The World Health Organization’s Alcohol, Smoking and Substance Involvement Screening Test (ASSIST) guides ASSIST use in primary care.
Adolescent Screening, Brief Intervention, and Referral to Treatment for Alcohol and Other Drug Use: Using the CRAFFT Screening Tool provides adolescent primary care providers the resources needed to efficiently incorporate CRAFFT, brief advice, and referrals for further evaluation and treatment for alcohol and other drug use into routine adolescent visits.
NIDA’s Screening for Drug Use in General Medical Settings Resource Guide provides clinicians serving adult populations in general medical settings with the screening tools and procedures necessary to conduct screening, brief intervention, and/or treatment referral for patients who may have or may be at risk of developing a substance use disorder.
AlcoholScreening.org, a free service of Join Together, helps individuals self-assess their own alcohol consumption patterns to determine if their drinking may be harmful to their health or increasing their risk for future harm. Through education and referral, the site urges individuals whose drinking is harmful or hazardous to take positive action, and informs all adults who drink alcohol about guidelines and caveats for healthier drinking.
The CAGE Questionnaire, developed by Bowles Center for Alcohol Studies Founding Director Dr. John Ewing, is an assessment instrument used by primary caregivers to identify people with alcohol-related problems.
The CRAFFT Screening Interview is a behavioral health screening tool designed for children under the age of 21. Recommended by the American Academy of Pediatrics' Committee on Substance Abuse for use with adolescents, the screening tool consists of a series of six questions intended to identify adolescents who may have simultaneous risky alcohol and other drug use disorders. It is a short, effective tool meant to assess whether a longer conversation about the context of use, frequency, and other risks and consequences of alcohol and other drug use is warranted.
NIAAA 3 Question Screen is a three-question screen developed by NIAAA to assess problem alcohol use.
ASSIST obtains information from patients about lifetime use of substances, as well as current substances use associated problems over the last 3 months. It can identify a range of problems associated with substance use, including acute intoxication, regular use, dependent or ‘high risk’ use, and injecting behavior.
AUDIT is a simple method of screening for excessive drinking and brief assessment. It can help identify excessive drinking as the cause of a presenting illness.

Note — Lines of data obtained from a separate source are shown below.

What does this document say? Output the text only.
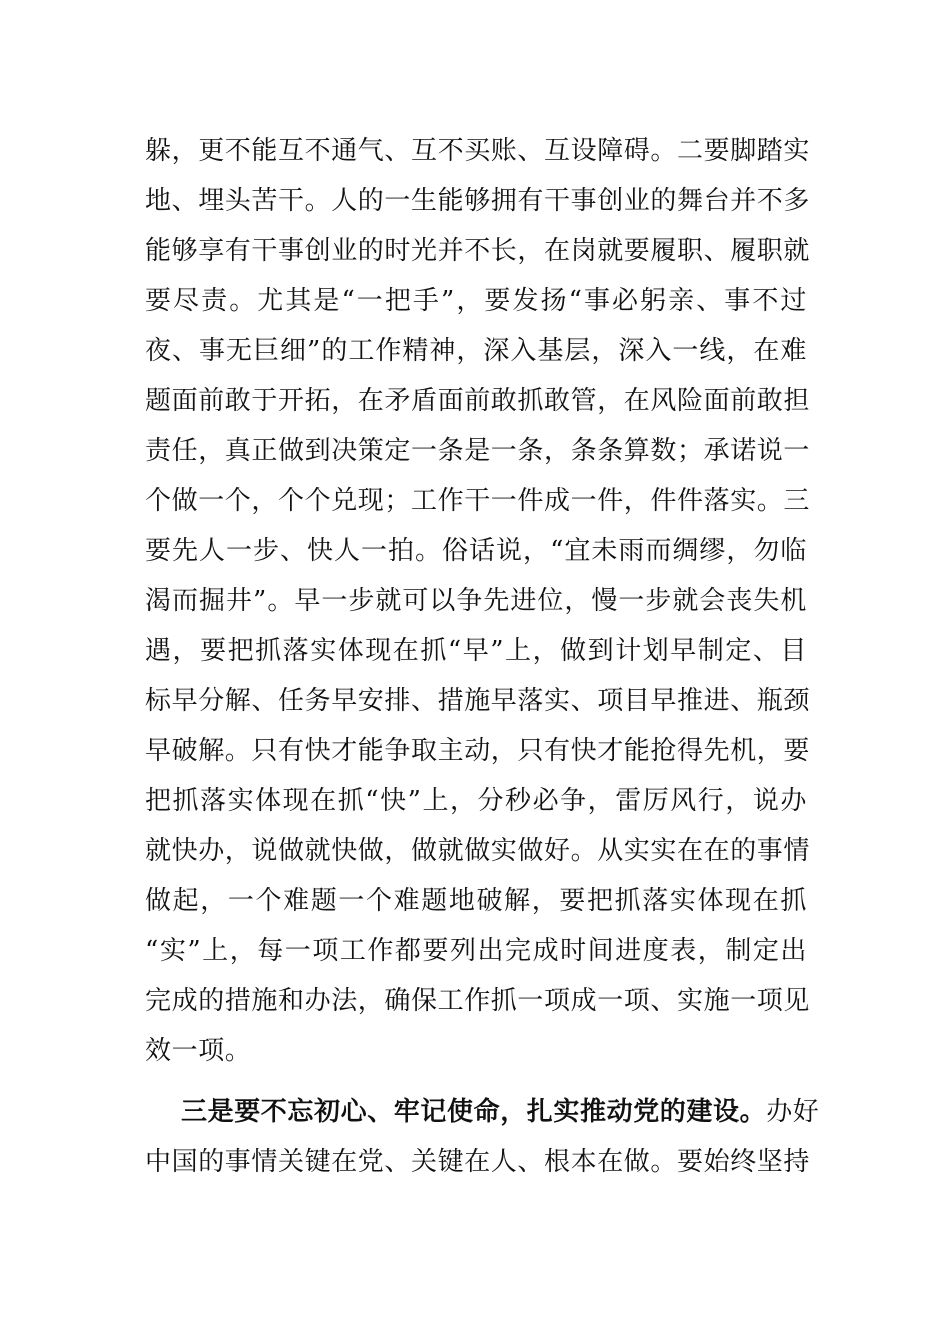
躲，更不能互不通气、互不买账、互设障碍。二要脚踏实
地、埋头苦干。人的一生能够拥有干事创业的舞台并不多
能够享有干事创业的时光并不长，在岗就要履职、履职就
要尽责。尤其是“一把手”，要发扬“事必躬亲、事不过
夜、事无巨细”的工作精神，深入基层，深入一线，在难
题面前敢于开拓，在矛盾面前敢抓敢管，在风险面前敢担
责任，真正做到决策定一条是一条，条条算数；承诺说一
个做一个，个个兑现；工作干一件成一件，件件落实。三
要先人一步、快人一拍。俗话说，“宜未雨而绸缪，勿临
渴而掘井”。早一步就可以争先进位，慢一步就会丧失机
遇，要把抓落实体现在抓“早”上，做到计划早制定、目
标早分解、任务早安排、措施早落实、项目早推进、瓶颈
早破解。只有快才能争取主动，只有快才能抢得先机，要
把抓落实体现在抓“快”上，分秒必争，雷厉风行，说办
就快办，说做就快做，做就做实做好。从实实在在的事情
做起，一个难题一个难题地破解，要把抓落实体现在抓
“实”上，每一项工作都要列出完成时间进度表，制定出
完成的措施和办法，确保工作抓一项成一项、实施一项见
效一项。
三是要不忘初心、牢记使命，扎实推动党的建设。办好
中国的事情关键在党、关键在人、根本在做。要始终坚持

It also provides a framework for intervention to help drinkers reduce or cease alcohol consumption and thereby avoid the harmful consequences of their drinking.
Michigan Alcoholism Screening Test (MAST) is a quick and accurate screen designed to assess problems with alcohol use.
The Drug Abuse Screening Test (DAST) has served as a successful screening instrument for abuse of drugs and alcohol since its development in 1982. DAST is a 28-item self-report scale that consists of items that parallel those of the Michigan Alcoholism Screening Test (MAST).
The Wisconsin Initiative to Promote Healthy Lifestyles’ (WIPHL) Sample Behavioral Health Screen assesses a patients’ drug and alcohol use, as well as screens for depression and exposure to domestic violence.
Global Assessment of Individual Needs Short Screen (GAIN-SS) was created by Chestnut Behavioral Health to screening a general population and quickly and accurately identifies clients who may have one or more behavioral health disorders.
The Patient Health Questionnaire (PQ-9) is the nine-item depression scale of the Patient Health Questionnaire. The PHQ-9 is a powerful tool for assisting primary care clinicians in diagnosing depression as well as selecting and monitoring treatment.